Whatever Starmer’s personal politics, the Labour leader absorbed a very harsh lesson from the five years of watching his predecessor’s treatment. He witnessed the British establishment eviscerate Corbyn: from army generals threatening to mutiny should the then-Labour leader win a national election, to his treatment as a Russian spy, to his character assassination as an antisemite.
Starmer understood from Corbyn’s treatment that evidence was not needed. Damaging narratives could be spun out of thin air. And so he dares not put a foot wrong.
Most of all, he learned that the establishment and its media have the power to destroy any politician who strays beyond a centrist line; any leader who does not ensure Britain’s yawning inequality in wealth remains fundamentally untouched, and its role in shoring up the West’s resource-grabbing war industries stays unchecked.

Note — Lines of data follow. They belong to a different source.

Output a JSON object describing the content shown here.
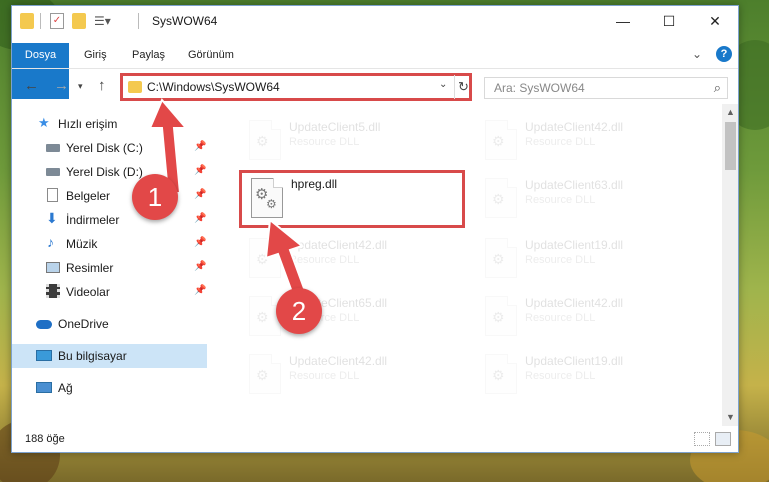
{
  "window": {
    "title": "SysWOW64"
  },
  "ribbon": {
    "tabs": [
      "Dosya",
      "Giriş",
      "Paylaş",
      "Görünüm"
    ]
  },
  "address": {
    "path": "C:\\Windows\\SysWOW64"
  },
  "search": {
    "placeholder": "Ara: SysWOW64"
  },
  "navpane": {
    "items": [
      {
        "label": "Hızlı erişim",
        "icon": "star-icon"
      },
      {
        "label": "Yerel Disk (C:)",
        "icon": "drive-icon"
      },
      {
        "label": "Yerel Disk (D:)",
        "icon": "drive-icon"
      },
      {
        "label": "Belgeler",
        "icon": "document-icon"
      },
      {
        "label": "İndirmeler",
        "icon": "download-icon"
      },
      {
        "label": "Müzik",
        "icon": "music-icon"
      },
      {
        "label": "Resimler",
        "icon": "pictures-icon"
      },
      {
        "label": "Videolar",
        "icon": "video-icon"
      },
      {
        "label": "OneDrive",
        "icon": "cloud-icon"
      },
      {
        "label": "Bu bilgisayar",
        "icon": "computer-icon"
      },
      {
        "label": "Ağ",
        "icon": "network-icon"
      }
    ]
  },
  "files": {
    "col1": [
      {
        "name": "UpdateClient5.dll",
        "type": "Resource DLL"
      },
      {
        "name": "hpreg.dll",
        "type": ""
      },
      {
        "name": "UpdateClient42.dll",
        "type": "Resource DLL"
      },
      {
        "name": "UpdateClient65.dll",
        "type": "Resource DLL"
      },
      {
        "name": "UpdateClient42.dll",
        "type": "Resource DLL"
      }
    ],
    "col2": [
      {
        "name": "UpdateClient42.dll",
        "type": "Resource DLL"
      },
      {
        "name": "UpdateClient63.dll",
        "type": "Resource DLL"
      },
      {
        "name": "UpdateClient19.dll",
        "type": "Resource DLL"
      },
      {
        "name": "UpdateClient42.dll",
        "type": "Resource DLL"
      },
      {
        "name": "UpdateClient19.dll",
        "type": "Resource DLL"
      }
    ]
  },
  "status": {
    "count": "188 öğe"
  },
  "callouts": {
    "one": "1",
    "two": "2"
  },
  "colors": {
    "accent": "#1979ca",
    "highlight": "#d84a4a",
    "selection": "#cce4f7"
  }
}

Starmer is not so lacklustre to reassure Red Wall voters; he’s so tame to reassure Britain’s deep state.
Tamed like a circus lion
Acknowledging this distinction is not a trivial matter. It is critically important. And few, even on the left, are ready to concede it.
If Starmer is simply pandering to the more conservative instincts of traditional Labour voters, as the establishment media would have us believe, then the Labour leader can distract them with Union Jacks and national anthems to win power. Once safely installed in Downing Street, he could exploit his success to offer genuinely progressive policies – policies that would improve the lives of his Red Wall voters and earn their long-term loyalty.
This view – that Starmer is playing cynical politics – holds sway among much of the Labour membership. They assume he will emerge from his tawdry cocoon, once elected prime minister, as a beautiful butterfly.
But the evidence suggests something quite different: that Starmer has been tamed like a circus lion, whipped into line by the establishment. Those pressures won’t lift once he is in government. They will intensify.
Just as Starmer abandoned the most progressive policies he embraced during the Labour leadership campaign as soon as he won, he will further moderate even his current modest proposals as soon as he forms a government. He will constantly need to prove that he is a reliable servant of an establishment that can crush him whenever it desires.
His function in government – an increasingly difficult one – will be to make neoliberalism look caring, to distract from the reality of ever-greater wealth polarisation. At the conference last week, Starmer put on a good show – maybe good enough that he will be ushered into Downing Street.